Headwaters Chapter of Trout Unlimited takes fundraising banquet online | SkyHiNews.com

Headwaters Chapter of Trout Unlimited takes fundraising banquet online

Sky-Hi News staff report
Trout Unlimited volunteers lead by Cyndie Saffell, center, plant willows for a project along a damaged riparian area on Ranch Creek in 2019.
Courtesy Colorado River Headwaters Chapter of Trout Unlimited

With this year’s banquet being canceled due to COVID-19, one of the Faser Valley’s largest annual social events designed to protect local rivers is going virtual.

In replacement of the annual banquet dinner, organizers are asking that people flow to a live auction this year while supporting local restaurants that have been heavily impacted by the pandemic.

The Colorado River Headwaters Chapter of Trout Unlimited is doing this by offering people the opportunity to purchase a number of meals, take them home and enjoy a hearty dinner during Headwaters’ virtual live auction.

Group president Kirk Klancke said they decided to hold the “virtual banquet” to help out the local restaurants that have been so good to Headwaters, so the nonprofit won’t be making any money off meal sales this year.

“We’re dong this to help the restaurants that have helped us so much,” Klancke said, adding that he simply loves to see locals interested in Grand County’s rivers.

Even though COVID-19 has disrupted lives and put many projects and jobs on hold, the nonprofit’s mission to protect and restore the health of the rivers and streams that comprise the headwaters of the Colorado River remains unchanged. In fact, it’s more important than ever, Klancke said.

According to the group, Grand County’s rivers are the most heavily diverted in Colorado with 60% of the water leaving for Front Range cities. Even worse, what’s left — the remaining 40% — is inadequate to maintain stream health without extensive work, according to Headwaters.

All of the nonprofit’s work requires fundraising, efforts for which have been hurt by the social distancing required to fight the coronavirus. The group’s main source of income remains its annual banquet, which is also one of the county’s biggest social gatherings during normal years.

“For obvious reasons, we have canceled this year’s banquet, but we’re putting together a virtual event that will allow you to help the Headwaters Chapter, have some fun and take a break from the rigors of daily life,” the group said in a news release.

To accomplish this, Headwaters will hold an online silent auction and a live auction on Zoom. The online auction will start on July 13 — the week of national Trout Unlimited’s founding anniversary — and end on July 27, when Headwaters will hold the live auction via Zoom.

The auctions are a chance to support the healing of the headwaters of the Colorado River while shopping for interesting art items, jewelry, sports gear, guided fishing trips and much more. For more, go to http://www.coheadwaters.org. The Colorado River Headwaters Chapter of Trout Unlimited is based in Grand County.

“We don’t just talk about what needs to be done or what we’re going to do,” Klanke said via email, adding that Headwaters’ members roll up their sleeves and get things done.

The nonprofit has teamed up with Front Range water diverters, Grand County government and other West Slope water conservation organizations to repair both aquatic and riparian habitats.

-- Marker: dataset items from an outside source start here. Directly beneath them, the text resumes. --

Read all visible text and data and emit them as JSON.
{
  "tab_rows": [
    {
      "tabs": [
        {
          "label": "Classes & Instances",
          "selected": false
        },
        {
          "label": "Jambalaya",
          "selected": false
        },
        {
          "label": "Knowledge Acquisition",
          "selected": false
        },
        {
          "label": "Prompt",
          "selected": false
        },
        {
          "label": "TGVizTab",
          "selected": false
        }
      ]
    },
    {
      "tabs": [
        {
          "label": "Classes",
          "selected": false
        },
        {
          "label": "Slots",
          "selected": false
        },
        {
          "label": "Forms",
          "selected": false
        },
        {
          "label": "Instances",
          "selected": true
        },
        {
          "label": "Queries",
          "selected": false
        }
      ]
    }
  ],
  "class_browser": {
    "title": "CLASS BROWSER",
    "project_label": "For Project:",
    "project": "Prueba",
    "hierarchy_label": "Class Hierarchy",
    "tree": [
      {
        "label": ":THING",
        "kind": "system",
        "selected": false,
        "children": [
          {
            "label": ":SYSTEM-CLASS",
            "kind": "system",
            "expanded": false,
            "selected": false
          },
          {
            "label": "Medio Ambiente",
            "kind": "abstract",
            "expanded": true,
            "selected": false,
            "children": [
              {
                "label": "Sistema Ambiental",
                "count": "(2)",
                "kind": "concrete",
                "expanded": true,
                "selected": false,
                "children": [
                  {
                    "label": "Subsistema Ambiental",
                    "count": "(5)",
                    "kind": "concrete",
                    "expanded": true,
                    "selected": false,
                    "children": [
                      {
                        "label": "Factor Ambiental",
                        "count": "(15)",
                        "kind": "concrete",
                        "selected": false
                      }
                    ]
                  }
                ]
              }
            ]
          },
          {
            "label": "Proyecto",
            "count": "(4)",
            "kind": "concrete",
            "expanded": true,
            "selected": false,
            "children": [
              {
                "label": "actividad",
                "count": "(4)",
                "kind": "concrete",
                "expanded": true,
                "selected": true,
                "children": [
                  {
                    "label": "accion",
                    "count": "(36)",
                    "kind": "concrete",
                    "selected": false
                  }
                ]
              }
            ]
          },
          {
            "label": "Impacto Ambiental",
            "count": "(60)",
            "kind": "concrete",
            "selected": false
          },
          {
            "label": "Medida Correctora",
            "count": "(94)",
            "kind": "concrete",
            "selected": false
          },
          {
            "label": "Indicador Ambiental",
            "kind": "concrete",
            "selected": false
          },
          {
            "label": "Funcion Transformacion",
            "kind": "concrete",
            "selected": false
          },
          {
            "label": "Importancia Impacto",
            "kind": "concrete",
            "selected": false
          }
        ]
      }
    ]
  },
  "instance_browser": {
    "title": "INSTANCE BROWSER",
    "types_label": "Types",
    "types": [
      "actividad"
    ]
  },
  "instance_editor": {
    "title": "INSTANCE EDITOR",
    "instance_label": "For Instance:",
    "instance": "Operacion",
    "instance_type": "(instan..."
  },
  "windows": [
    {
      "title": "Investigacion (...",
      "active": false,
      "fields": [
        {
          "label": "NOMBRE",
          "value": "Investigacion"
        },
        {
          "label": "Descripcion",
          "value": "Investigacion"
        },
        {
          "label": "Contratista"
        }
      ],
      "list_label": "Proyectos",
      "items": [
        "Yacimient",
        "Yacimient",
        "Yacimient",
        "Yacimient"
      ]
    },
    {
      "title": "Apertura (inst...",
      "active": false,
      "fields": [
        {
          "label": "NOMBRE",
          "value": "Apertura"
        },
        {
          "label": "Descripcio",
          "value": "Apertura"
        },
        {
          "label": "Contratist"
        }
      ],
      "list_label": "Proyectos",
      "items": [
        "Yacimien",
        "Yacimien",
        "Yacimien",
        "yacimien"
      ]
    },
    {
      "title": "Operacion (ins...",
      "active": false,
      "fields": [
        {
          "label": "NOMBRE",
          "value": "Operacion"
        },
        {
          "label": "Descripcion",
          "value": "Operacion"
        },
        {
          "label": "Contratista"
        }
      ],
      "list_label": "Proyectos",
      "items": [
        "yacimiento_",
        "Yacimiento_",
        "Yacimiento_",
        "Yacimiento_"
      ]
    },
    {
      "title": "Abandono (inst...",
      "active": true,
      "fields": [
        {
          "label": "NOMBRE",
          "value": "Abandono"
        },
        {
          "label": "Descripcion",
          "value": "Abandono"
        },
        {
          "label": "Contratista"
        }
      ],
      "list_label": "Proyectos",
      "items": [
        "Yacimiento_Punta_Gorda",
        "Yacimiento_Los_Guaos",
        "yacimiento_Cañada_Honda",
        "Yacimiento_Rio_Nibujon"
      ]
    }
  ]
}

For the aquatic habitat, Headwaters is working to configure streambeds to be properly sized with the diminished flows. Its first project was about one mile on the Fraser River and opened up a new public reach for fishing.

Headwaters has also planted over 7,000 willows to repair riparian stream reaches damaged by poor ranching practices.

“With a successful start, we are already in the process of moving more projects forward including reconnecting the Colorado River around Windy Gap Reservoir,” the group reports.

All of these projects are based on science and the local Headwaters chapter spends thousands of dollars each year to monitor stream temperatures, macroinvertebrate health and to conduct stream geomorphology and riparian health studies. The group also assists Colorado Parks and Wildlife with fish counts that help determine stream health, in addition to other education and outreach work.

“We need your help to continue our work,” the group added. “If shopping is not your thing, a direct donation to our work can be made at the same web address. This is also a good place to investigate the work that we do that is too extensive to list in a single news article.”